En tercer lugar, es previsible que la oposición salga fortalecida —e incluso, con algo de fortuna política, unificada— tras este atentado. Siguiendo la lógica de la instrumentalización, es probable que este hecho sirva como catalizador para reagrupar a las fuerzas opositoras. Los miembros de esas colectividades, y quienes comparten sus ideas, serán probablemente más contundentes, críticos y vocales en sus señalamientos contra el Gobierno.
Las tres ideas anteriores son escenarios posibles. Pero en cuarto lugar hay una realidad innegable que vivimos a diario: el discurso incendiario del presidente Gustavo Petro contribuye a crear un ambiente donde atentados como el ocurrido pueden volverse más probables. Aunque es evidente que ese discurso —cargado de división, antagonismo y confrontación— favorece políticamente al propio Petro, él y su equipo deben ser plenamente conscientes de que, en un país plagado de intereses oscuros e ilegales —narcotráfico, bandas criminales, disidencias armadas, corrupción— no es admisible lanzar ciertos mensajes.
Con tantas armas en circulación, como ocurre en Colombia, el jefe de Estado no puede permitirse agitar aún más los ánimos con afirmaciones como estas:
Contra las élites y el poder económico:
“La oligarquía colombiana es asesina, es mafiosa y se alimenta de la sangre del pueblo.”
- (Discurso en campaña, 2022)
“Ellos, los ricos, han vivido del robo del Estado toda la vida. Ahora chillan porque llegó el pueblo al poder.”
- (X, 2023)
“¿Quiénes han sido los verdaderos criminales de este país? ¡Los banqueros, los paramilitares de corbata!”
- (Universidad del Valle, 2019)
Contra los medios de comunicación:
“Semana, Caracol, RCN… son el cartel mediático del odio. No informan, manipulan.”
- (X, diciembre 2023)
“Los grandes medios quieren volver al uribismo porque es un régimen donde pueden vivir de la corrupción.”
- (X, septiembre 2023)
Contra la fuerza pública y sus líderes:
“Hay generales que no quieren la paz porque perderían los negocios de la guerra.”
- (Discurso en Cauca, 2023)
“Los altos mandos no sirven al pueblo, sirven a los terratenientes y a la mafia.”
- (Entrevista en campaña, 2022)
Contra instituciones del Estado:
“La Fiscalía es un nido de ratas al servicio de los corruptos.”
- (X, enero 2024)
“El Congreso se ha convertido en un burdel de intereses privados disfrazado de democracia.”

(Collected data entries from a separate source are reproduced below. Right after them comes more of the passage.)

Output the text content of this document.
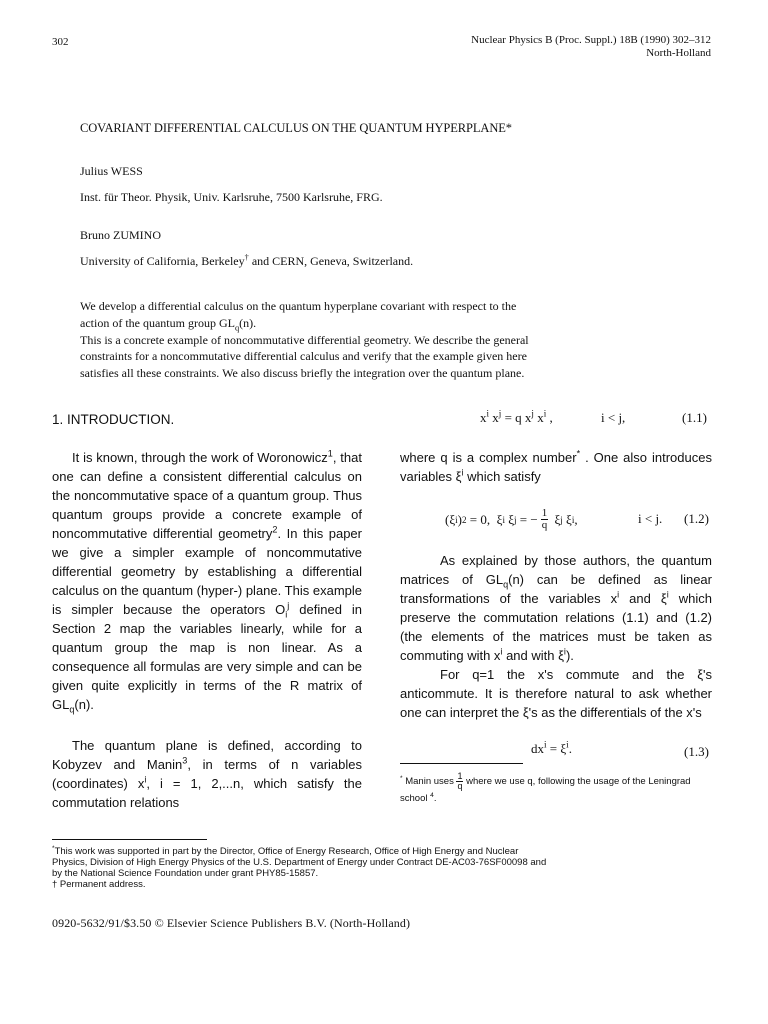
302	Nuclear Physics B (Proc. Suppl.) 18B (1990) 302–312
North-Holland
COVARIANT DIFFERENTIAL CALCULUS ON THE QUANTUM HYPERPLANE*
Julius WESS
Inst. für Theor. Physik, Univ. Karlsruhe, 7500 Karlsruhe, FRG.
Bruno ZUMINO
University of California, Berkeley† and CERN, Geneva, Switzerland.

We develop a differential calculus on the quantum hyperplane covariant with respect to the

action of the quantum group $GL_q(n)$.

This is a concrete example of noncommutative differential geometry. We describe the general

constraints for a noncommutative differential calculus and verify that the example given here

satisfies all these constraints. We also discuss briefly the integration over the quantum plane.

1. INTRODUCTION.

It is known, through the work of Woronowicz$^1$, that one can define a consistent differential calculus on the noncommutative space of a quantum group. Thus quantum groups provide a concrete example of noncommutative differential geometry$^2$. In this paper we give a simpler example of noncommutative differential geometry by establishing a differential calculus on the quantum (hyper-) plane. This example is simpler because the operators $O_i^j$ defined in Section 2 map the variables linearly, while for a quantum group the map is non linear. As a consequence all formulas are very simple and can be given quite explicitly in terms of the R matrix of $GL_q(n)$.

The quantum plane is defined, according to Kobyzev and Manin$^3$, in terms of n variables (coordinates) $x^i$, i = 1, 2,...n, which satisfy the commutation relations

$x^i$ $x^j = q$ $x^j$ $x^i$ ,	i < j,	(1.1)

where q is a complex number* . One also introduces variables $\xi^i$ which satisfy

(ξ i ) 2 = 0,  ξ i ξ j = − $\frac{1}{q}$ ξ j ξ i ,	i < j. (1.2)

As explained by those authors, the quantum matrices of $GL_q(n)$ can be defined as linear transformations of the variables $x^i$ and $\xi^i$ which preserve the commutation relations (1.1) and (1.2) (the elements of the matrices must be taken as commuting with $x^i$ and with $\xi^i$).

For q=1 the x's commute and the ξ's anticommute. It is therefore natural to ask whether one can interpret the ξ's as the differentials of the x's

$dx^i = \xi^i$.	(1.3)
* Manin uses $\frac{1}{q}$ where we use q, following the usage of the Leningrad school $^4$.

*This work was supported in part by the Director, Office of Energy Research, Office of High Energy and Nuclear Physics, Division of High Energy Physics of the U.S. Department of Energy under Contract DE-AC03-76SF00098 and by the National Science Foundation under grant PHY85-15857.

† Permanent address.

0920-5632/91/$3.50 © Elsevier Science Publishers B.V. (North-Holland)
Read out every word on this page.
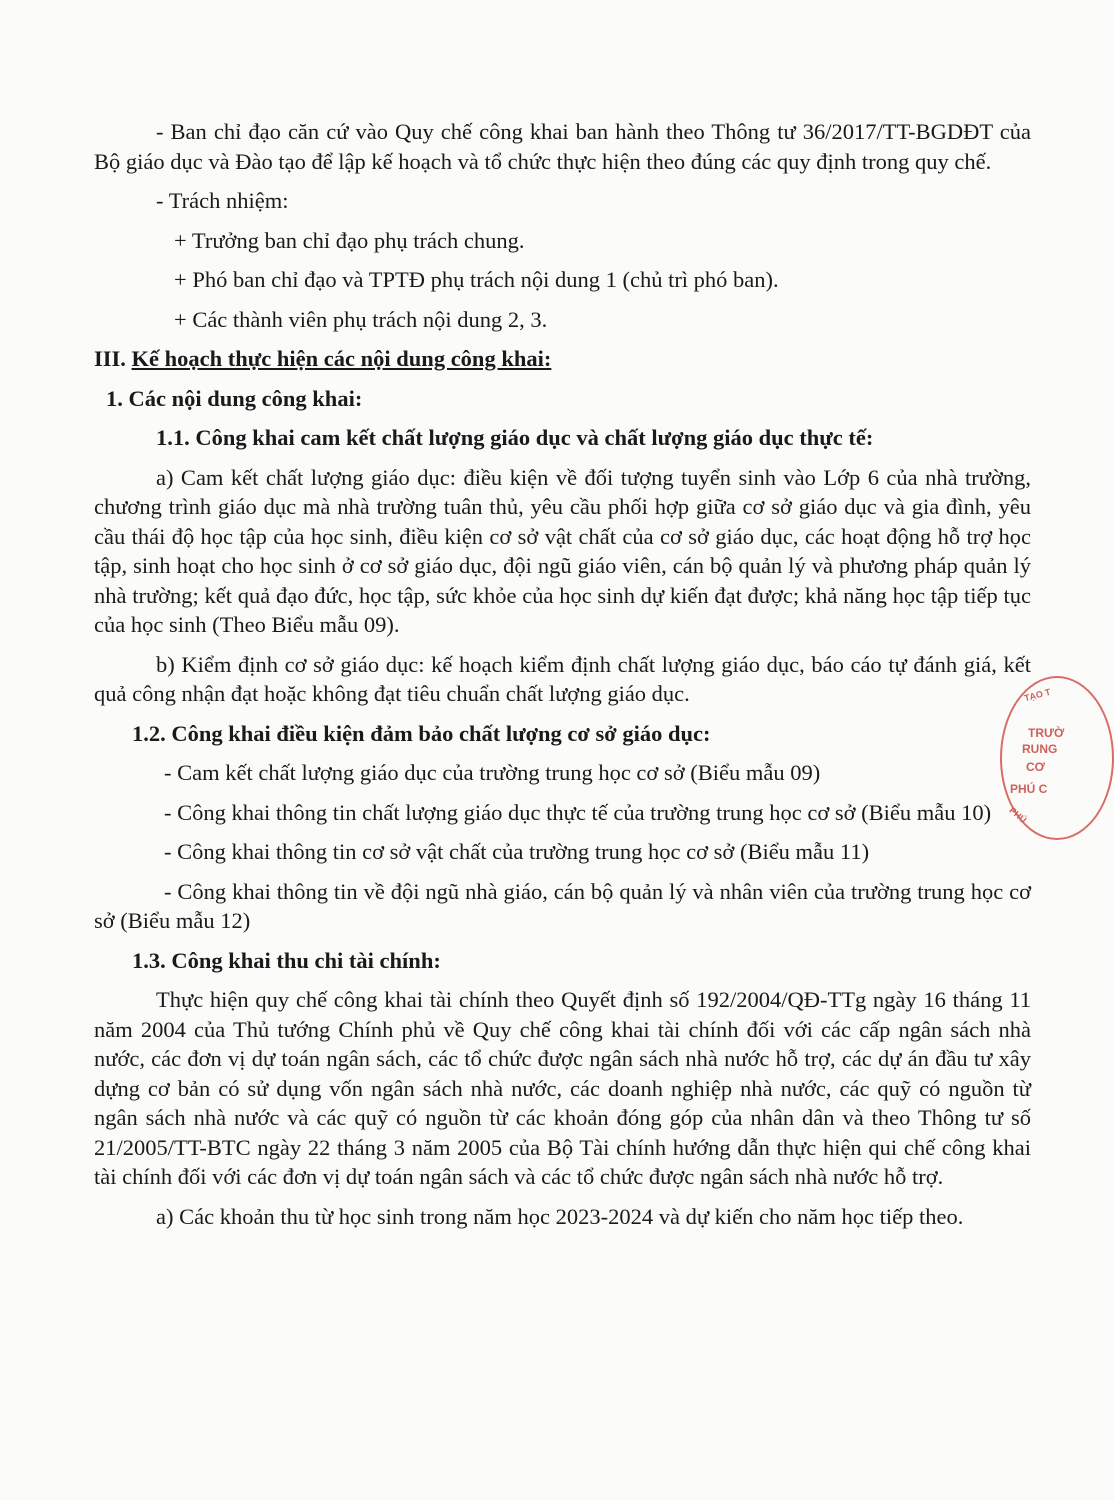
- Ban chỉ đạo căn cứ vào Quy chế công khai ban hành theo Thông tư 36/2017/TT-BGDĐT của Bộ giáo dục và Đào tạo để lập kế hoạch và tổ chức thực hiện theo đúng các quy định trong quy chế.

- Trách nhiệm:

+ Trưởng ban chỉ đạo phụ trách chung.

+ Phó ban chỉ đạo và TPTĐ phụ trách nội dung 1 (chủ trì phó ban).

+ Các thành viên phụ trách nội dung 2, 3.

III. Kế hoạch thực hiện các nội dung công khai:

1. Các nội dung công khai:

1.1. Công khai cam kết chất lượng giáo dục và chất lượng giáo dục thực tế:

a) Cam kết chất lượng giáo dục: điều kiện về đối tượng tuyển sinh vào Lớp 6 của nhà trường, chương trình giáo dục mà nhà trường tuân thủ, yêu cầu phối hợp giữa cơ sở giáo dục và gia đình, yêu cầu thái độ học tập của học sinh, điều kiện cơ sở vật chất của cơ sở giáo dục, các hoạt động hỗ trợ học tập, sinh hoạt cho học sinh ở cơ sở giáo dục, đội ngũ giáo viên, cán bộ quản lý và phương pháp quản lý nhà trường; kết quả đạo đức, học tập, sức khỏe của học sinh dự kiến đạt được; khả năng học tập tiếp tục của học sinh (Theo Biểu mẫu 09).

b) Kiểm định cơ sở giáo dục: kế hoạch kiểm định chất lượng giáo dục, báo cáo tự đánh giá, kết quả công nhận đạt hoặc không đạt tiêu chuẩn chất lượng giáo dục.

1.2. Công khai điều kiện đảm bảo chất lượng cơ sở giáo dục:

- Cam kết chất lượng giáo dục của trường trung học cơ sở (Biểu mẫu 09)

- Công khai thông tin chất lượng giáo dục thực tế của trường trung học cơ sở (Biểu mẫu 10)

- Công khai thông tin cơ sở vật chất của trường trung học cơ sở (Biểu mẫu 11)

- Công khai thông tin về đội ngũ nhà giáo, cán bộ quản lý và nhân viên của trường trung học cơ sở (Biểu mẫu 12)

1.3. Công khai thu chi tài chính:

Thực hiện quy chế công khai tài chính theo Quyết định số 192/2004/QĐ-TTg ngày 16 tháng 11 năm 2004 của Thủ tướng Chính phủ về Quy chế công khai tài chính đối với các cấp ngân sách nhà nước, các đơn vị dự toán ngân sách, các tổ chức được ngân sách nhà nước hỗ trợ, các dự án đầu tư xây dựng cơ bản có sử dụng vốn ngân sách nhà nước, các doanh nghiệp nhà nước, các quỹ có nguồn từ ngân sách nhà nước và các quỹ có nguồn từ các khoản đóng góp của nhân dân và theo Thông tư số 21/2005/TT-BTC ngày 22 tháng 3 năm 2005 của Bộ Tài chính hướng dẫn thực hiện qui chế công khai tài chính đối với các đơn vị dự toán ngân sách và các tổ chức được ngân sách nhà nước hỗ trợ.

a) Các khoản thu từ học sinh trong năm học 2023-2024 và dự kiến cho năm học tiếp theo.

TẠO T
TRƯỜ
RUNG
CƠ
PHÚ C
PHÚ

- (Discurso en Plaza Bolívar, 2023)
Contra opositores y ciudadanos que no lo apoyan:
“Los que marchan contra el Gobierno son los idiotas útiles del poder mafioso.”
- (X, noviembre 2023)
“No hay peor enemigo del pueblo que el propio pueblo cuando se arrodilla ante sus verdugos.”
- (X, abril 2024)
La actual administración, hasta donde se sabe, no tiene relación alguna con el atentado —y es fundamental que así sea. Sin embargo, sí es urgente que revise su estrategia política y, en particular, el nivel de confrontación que ha adoptado en su discurso. No se puede deslegitimar a quienes disienten llamándolos “paramilitares” o “idiotas útiles”. No se puede gobernar desde la estigmatización constante del oponente.
Lamentablemente, Gustavo Petro, su partido y muchos de sus seguidores han caído en la misma lógica de polarización que criticaron durante años: la que durante más de dos décadas ha caracterizado al uribismo. En ese sentido, ambas facciones políticas —aunque en orillas ideológicas distintas— se parecen cada día más. Y Colombia sigue atrapada en ese círculo vicioso.